Greta vio cómo su padre luchaba por tomar aire, pero antes de que pudiera decir una sola palabra, Jule se fue andando a su litera y los dejó allí plantados. Entonces otra persona se vio en la obligación de añadir algo más.
Christine Steiner se plantó delante de Lambert.
—Tiene razón —le dijo, y no solo en tono de reproche, según le pareció a Greta, sino también con expresión triunfante, ya que por fin podía desenmascarar al odiado Lambert delante de todo el mundo—. Esa no es manera de tratar a un niño.
—¿Pretendéis amenazarme, vosotras, unas mujeres? —preguntó Lambert en tono gruñón.
Cada vez eran más personas las que lo miraban sin disimulo. Greta no podía dar crédito a lo que veían sus ojos; hasta su madre se había incorporado y miraba a su marido con una expresión de profundísimo desconcierto.

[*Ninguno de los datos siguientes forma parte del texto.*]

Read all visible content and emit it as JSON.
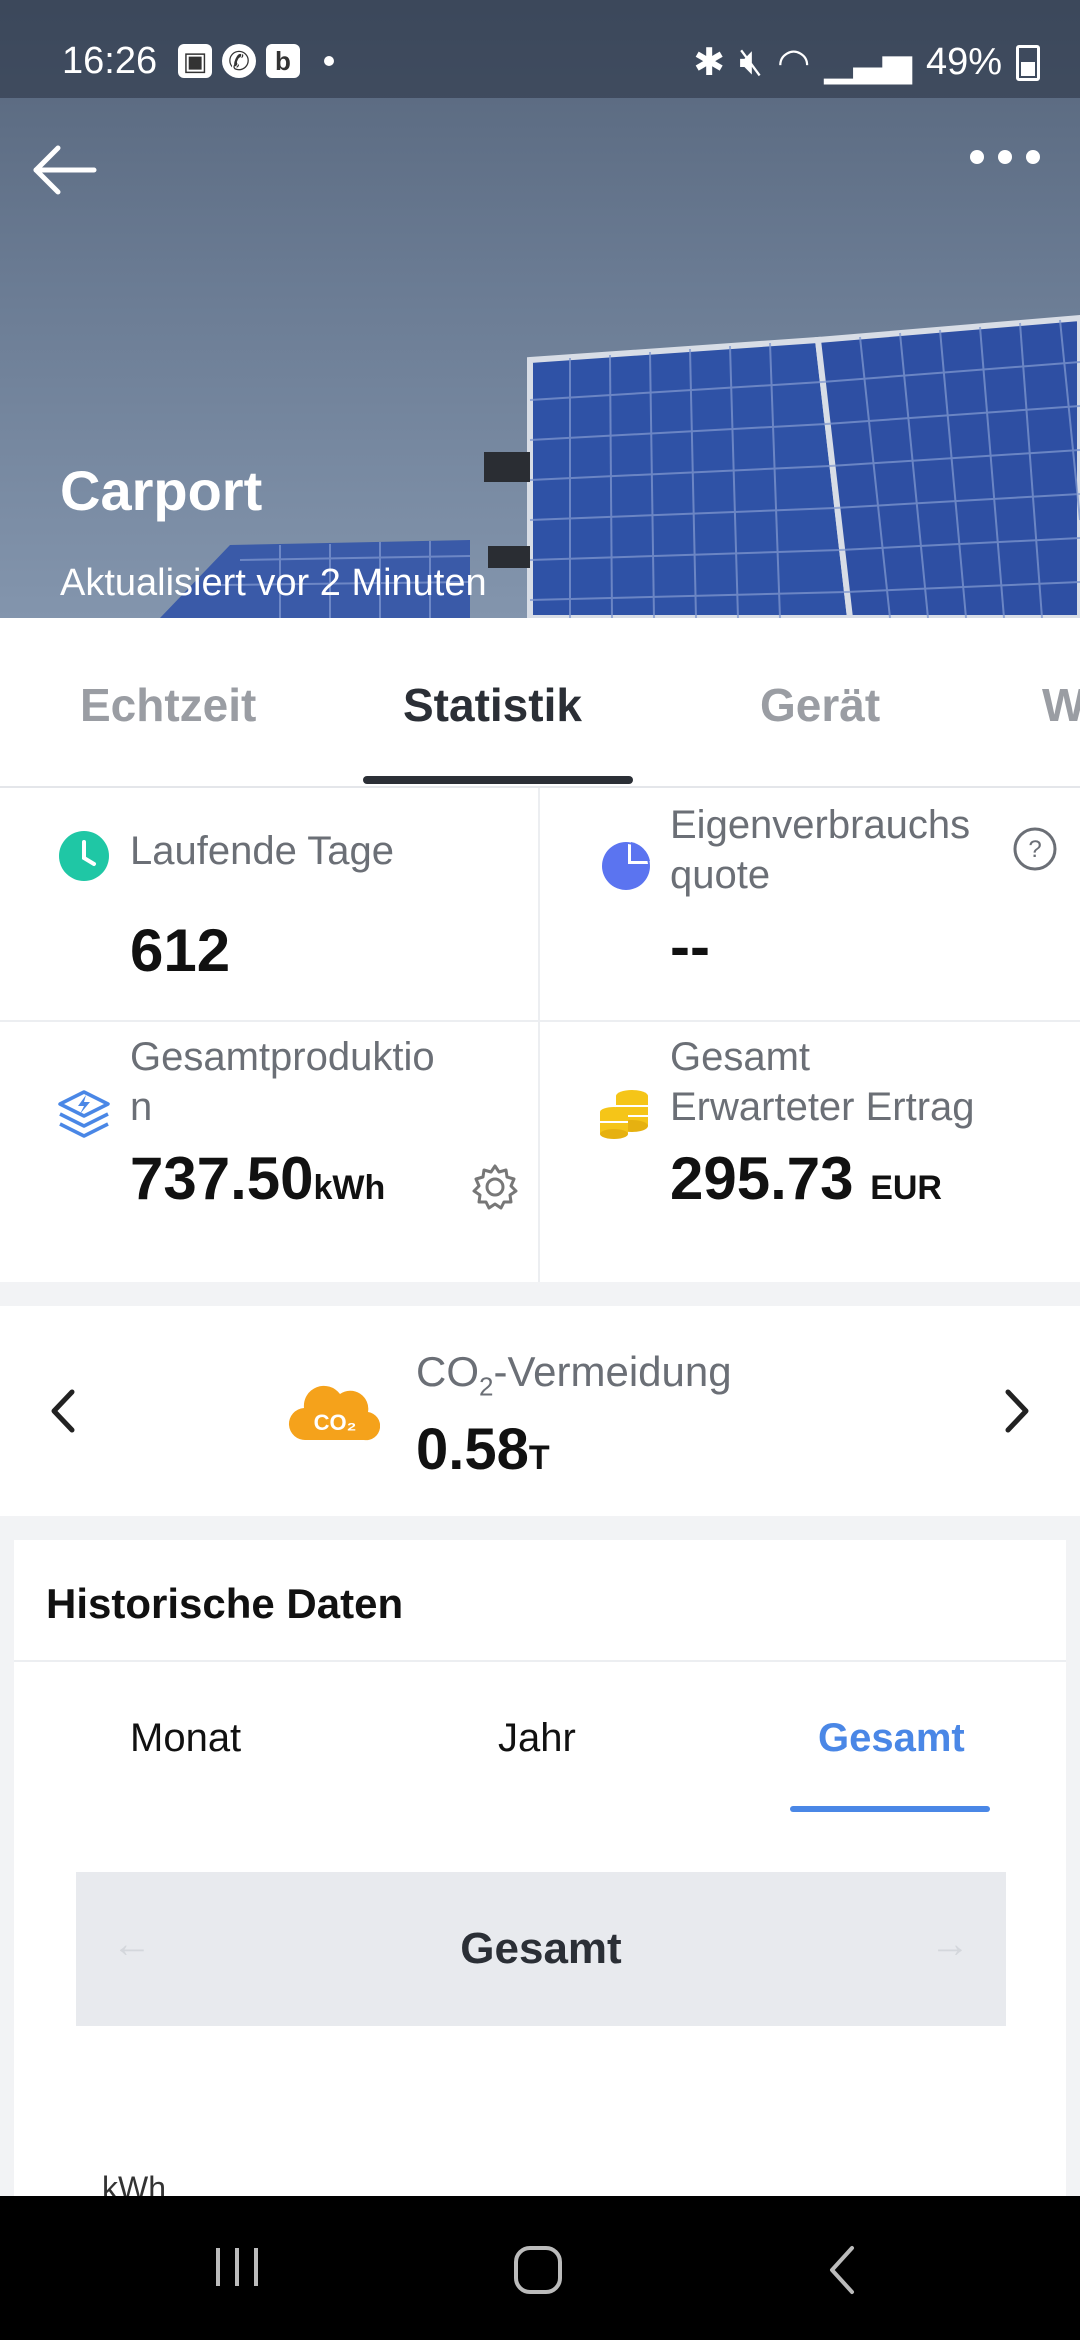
{
  "status_bar": {
    "time": "16:26",
    "battery": "49%",
    "app_icons": [
      "image-icon",
      "whatsapp-icon",
      "b-icon"
    ]
  },
  "header": {
    "title": "Carport",
    "subtitle": "Aktualisiert vor 2 Minuten"
  },
  "tabs": [
    {
      "label": "Echtzeit",
      "active": false
    },
    {
      "label": "Statistik",
      "active": true
    },
    {
      "label": "Gerät",
      "active": false
    },
    {
      "label": "W",
      "active": false
    }
  ],
  "stats": {
    "running_days": {
      "label": "Laufende Tage",
      "value": "612"
    },
    "self_consumption": {
      "label_line1": "Eigenverbrauchs",
      "label_line2": "quote",
      "value": "--"
    },
    "total_production": {
      "label_line1": "Gesamtproduktio",
      "label_line2": "n",
      "value": "737.50",
      "unit": "kWh"
    },
    "expected_yield": {
      "label_line1": "Gesamt",
      "label_line2": "Erwarteter Ertrag",
      "value": "295.73",
      "unit": "EUR"
    }
  },
  "co2": {
    "label_prefix": "CO",
    "label_sub": "2",
    "label_suffix": "-Vermeidung",
    "badge": "CO₂",
    "value": "0.58",
    "unit": "T"
  },
  "history": {
    "title": "Historische Daten",
    "tabs": [
      {
        "label": "Monat",
        "active": false
      },
      {
        "label": "Jahr",
        "active": false
      },
      {
        "label": "Gesamt",
        "active": true
      }
    ],
    "period_label": "Gesamt",
    "axis_unit": "kWh"
  },
  "colors": {
    "accent_blue": "#4a87e6",
    "teal": "#1fc7a5",
    "co2_orange": "#f5a21b",
    "coin_yellow": "#f5c518",
    "pie_blue": "#5b74f0"
  }
}
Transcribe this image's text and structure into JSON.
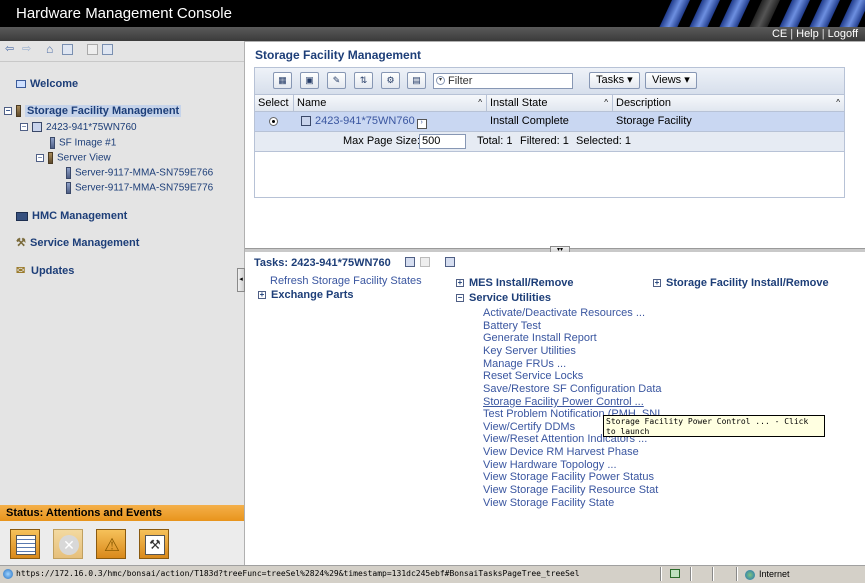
{
  "app": {
    "title": "Hardware Management Console",
    "links": [
      "CE",
      "Help",
      "Logoff"
    ]
  },
  "nav": {
    "welcome": "Welcome",
    "storage": "Storage Facility Management",
    "facility": "2423-941*75WN760",
    "sf_image": "SF Image #1",
    "server_view": "Server View",
    "servers": [
      "Server-9117-MMA-SN759E766",
      "Server-9117-MMA-SN759E776"
    ],
    "hmc": "HMC Management",
    "service": "Service Management",
    "updates": "Updates"
  },
  "status": {
    "header": "Status: Attentions and Events",
    "icons": [
      "event-list-icon",
      "error-icon",
      "warning-icon",
      "service-icon"
    ]
  },
  "sfm": {
    "title": "Storage Facility Management",
    "filter_placeholder": "Filter",
    "tasks_btn": "Tasks",
    "views_btn": "Views",
    "columns": [
      "Select",
      "Name",
      "Install State",
      "Description"
    ],
    "row": {
      "name": "2423-941*75WN760",
      "install_state": "Install Complete",
      "description": "Storage Facility"
    },
    "footer": {
      "max_page_label": "Max Page Size:",
      "max_page_value": "500",
      "total": "Total: 1",
      "filtered": "Filtered: 1",
      "selected": "Selected: 1"
    }
  },
  "tasks": {
    "title": "Tasks: 2423-941*75WN760",
    "refresh": "Refresh Storage Facility States",
    "exchange": "Exchange Parts",
    "mes": "MES Install/Remove",
    "sf_install": "Storage Facility Install/Remove",
    "service_utilities": "Service Utilities",
    "items": [
      "Activate/Deactivate Resources ...",
      "Battery Test",
      "Generate Install Report",
      "Key Server Utilities",
      "Manage FRUs ...",
      "Reset Service Locks",
      "Save/Restore SF Configuration Data",
      "Storage Facility Power Control ...",
      "Test Problem Notification (PMH, SNI",
      "View/Certify DDMs",
      "View/Reset Attention Indicators ...",
      "View Device RM Harvest Phase",
      "View Hardware Topology ...",
      "View Storage Facility Power Status",
      "View Storage Facility Resource Stat",
      "View Storage Facility State"
    ],
    "tooltip": "Storage Facility Power Control ... - Click to launch"
  },
  "browser": {
    "url": "https://172.16.0.3/hmc/bonsai/action/T183d?treeFunc=treeSel%2824%29&timestamp=131dc245ebf#BonsaiTasksPageTree_treeSel",
    "zone": "Internet"
  },
  "colors": {
    "nav_text": "#1d3e78",
    "task_link": "#3a56a0",
    "status_orange": "#e8941c",
    "selected_row": "#c9d7f2"
  }
}
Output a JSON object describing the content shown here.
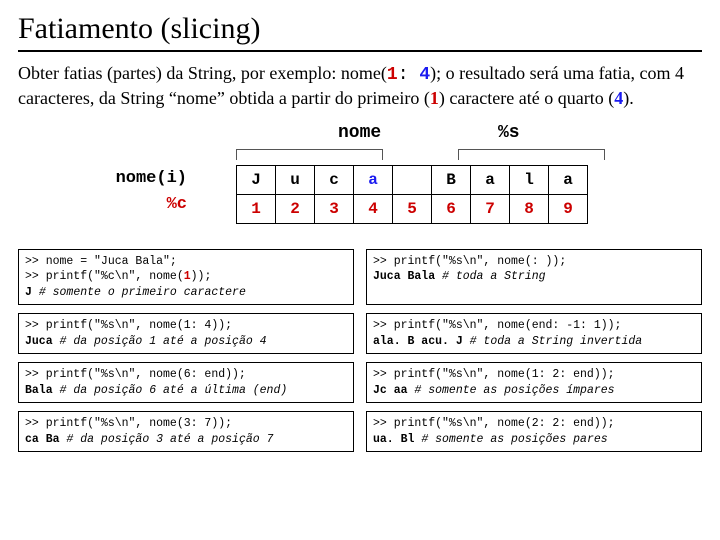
{
  "title": "Fatiamento (slicing)",
  "intro": {
    "p1a": "Obter fatias (partes) da String, por exemplo: nome(",
    "p1_one": "1",
    "p1_colon": ": ",
    "p1_four": "4",
    "p1b": "); o resultado será uma fatia, com 4 caracteres, da String “nome” obtida a partir do primeiro (",
    "p1_one2": "1",
    "p1c": ") caractere até o quarto (",
    "p1_four2": "4",
    "p1d": ")."
  },
  "diagram": {
    "nome": "nome",
    "pct_s": "%s",
    "row_top": "nome(i)",
    "row_bot": "%c",
    "letters": [
      "J",
      "u",
      "c",
      "a",
      "",
      "B",
      "a",
      "l",
      "a"
    ],
    "indices": [
      "1",
      "2",
      "3",
      "4",
      "5",
      "6",
      "7",
      "8",
      "9"
    ]
  },
  "boxes": {
    "l1": ">> nome = \"Juca Bala\";\n>> printf(\"%c\\n\", nome(1));\nJ # somente o primeiro caractere",
    "r1": ">> printf(\"%s\\n\", nome(: ));\nJuca Bala # toda a String",
    "l2": ">> printf(\"%s\\n\", nome(1: 4));\nJuca # da posição 1 até a posição 4",
    "r2": ">> printf(\"%s\\n\", nome(end: -1: 1));\nala. B acu. J # toda a String invertida",
    "l3": ">> printf(\"%s\\n\", nome(6: end));\nBala # da posição 6 até a última (end)",
    "r3": ">> printf(\"%s\\n\", nome(1: 2: end));\nJc aa # somente as posições ímpares",
    "l4": ">> printf(\"%s\\n\", nome(3: 7));\nca Ba # da posição 3 até a posição 7",
    "r4": ">> printf(\"%s\\n\", nome(2: 2: end));\nua. Bl # somente as posições pares"
  }
}
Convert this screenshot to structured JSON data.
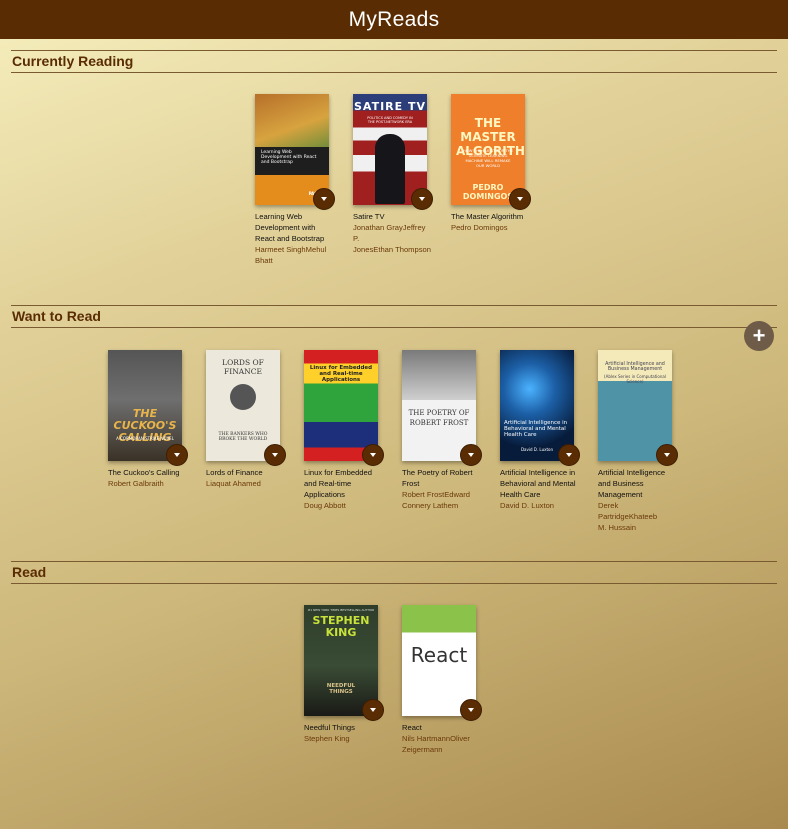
{
  "header": {
    "title": "MyReads"
  },
  "shelves": [
    {
      "title": "Currently Reading",
      "books": [
        {
          "title": "Learning Web Development with React and Bootstrap",
          "authors": [
            "Harmeet Singh",
            "Mehul Bhatt"
          ]
        },
        {
          "title": "Satire TV",
          "authors": [
            "Jonathan Gray",
            "Jeffrey P. Jones",
            "Ethan Thompson"
          ]
        },
        {
          "title": "The Master Algorithm",
          "authors": [
            "Pedro Domingos"
          ]
        }
      ]
    },
    {
      "title": "Want to Read",
      "books": [
        {
          "title": "The Cuckoo's Calling",
          "authors": [
            "Robert Galbraith"
          ]
        },
        {
          "title": "Lords of Finance",
          "authors": [
            "Liaquat Ahamed"
          ]
        },
        {
          "title": "Linux for Embedded and Real-time Applications",
          "authors": [
            "Doug Abbott"
          ]
        },
        {
          "title": "The Poetry of Robert Frost",
          "authors": [
            "Robert Frost",
            "Edward Connery Lathem"
          ]
        },
        {
          "title": "Artificial Intelligence in Behavioral and Mental Health Care",
          "authors": [
            "David D. Luxton"
          ]
        },
        {
          "title": "Artificial Intelligence and Business Management",
          "authors": [
            "Derek Partridge",
            "Khateeb M. Hussain"
          ]
        }
      ]
    },
    {
      "title": "Read",
      "books": [
        {
          "title": "Needful Things",
          "authors": [
            "Stephen King"
          ]
        },
        {
          "title": "React",
          "authors": [
            "Nils Hartmann",
            "Oliver Zeigermann"
          ]
        }
      ]
    }
  ],
  "author_lines": {
    "s0b0": [
      "Harmeet SinghMehul",
      "Bhatt"
    ],
    "s0b1": [
      "Jonathan GrayJeffrey P.",
      "JonesEthan Thompson"
    ],
    "s0b2": [
      "Pedro Domingos"
    ],
    "s1b0": [
      "Robert Galbraith"
    ],
    "s1b1": [
      "Liaquat Ahamed"
    ],
    "s1b2": [
      "Doug Abbott"
    ],
    "s1b3": [
      "Robert FrostEdward",
      "Connery Lathem"
    ],
    "s1b4": [
      "David D. Luxton"
    ],
    "s1b5": [
      "Derek PartridgeKhateeb",
      "M. Hussain"
    ],
    "s2b0": [
      "Stephen King"
    ],
    "s2b1": [
      "Nils HartmannOliver",
      "Zeigermann"
    ]
  },
  "covers": {
    "webdev": {
      "main": "Learning Web Development with React and Bootstrap",
      "publisher": "PACKT"
    },
    "satire": {
      "main": "SATIRE TV",
      "sub": "POLITICS AND COMEDY IN THE POST-NETWORK ERA"
    },
    "master": {
      "main": "THE MASTER ALGORITHM",
      "sub": "HOW THE QUEST FOR THE ULTIMATE LEARNING MACHINE WILL REMAKE OUR WORLD",
      "author": "PEDRO DOMINGOS"
    },
    "cuckoo": {
      "main": "THE CUCKOO'S CALLING",
      "sub": "A CORMORAN STRIKE NOVEL"
    },
    "lords": {
      "main": "LORDS OF FINANCE",
      "sub": "THE BANKERS WHO BROKE THE WORLD"
    },
    "linux": {
      "main": "Linux for Embedded and Real-time Applications"
    },
    "frost": {
      "main": "THE POETRY OF ROBERT FROST"
    },
    "ai": {
      "main": "Artificial Intelligence in Behavioral and Mental Health Care",
      "author": "David D. Luxton"
    },
    "aibm": {
      "main": "Artificial Intelligence and Business Management",
      "sub": "(Ablex Series in Computational Science)"
    },
    "king": {
      "top": "#1 NEW YORK TIMES BESTSELLING AUTHOR",
      "main": "STEPHEN KING",
      "sub": "NEEDFUL THINGS"
    },
    "react": {
      "main": "React"
    }
  },
  "colors": {
    "header": "#5a2c04",
    "accent": "#5a2c04",
    "author": "#6b3a0a",
    "add_button": "#6f5c48"
  },
  "icons": {
    "shelf_changer": "triangle-down-icon",
    "add": "plus-icon"
  }
}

—¡Ah, maldita sea! —gruñó de nuevo Lambert, y a continuación salió con paso tempestuoso hacia arriba, pues no soportaba aquellas miradas. Greta no recordaba ninguna otra ocasión en que su padre hubiera salido huyendo de ese modo.
Con sumo cuidado, Cornelius depositó a Viktor en su litera. Su madre le hizo sitio y volvió a bajar la mirada rápidamente.
—No tienes por qué tener miedo —le dijo Cornelius a Greta, al tiempo que le acariciaba la cabeza como había hecho antes, en la enfermería.
La niña cerró los ojos y se entregó plenamente a esa sensación poco habitual y agradable que se iba extendiendo por su cuerpo, dándole calidez. Así era, jamás un hombre la había consolado. Y tampoco había ocurrido nunca que un día malo se hubiese convertido en uno bueno.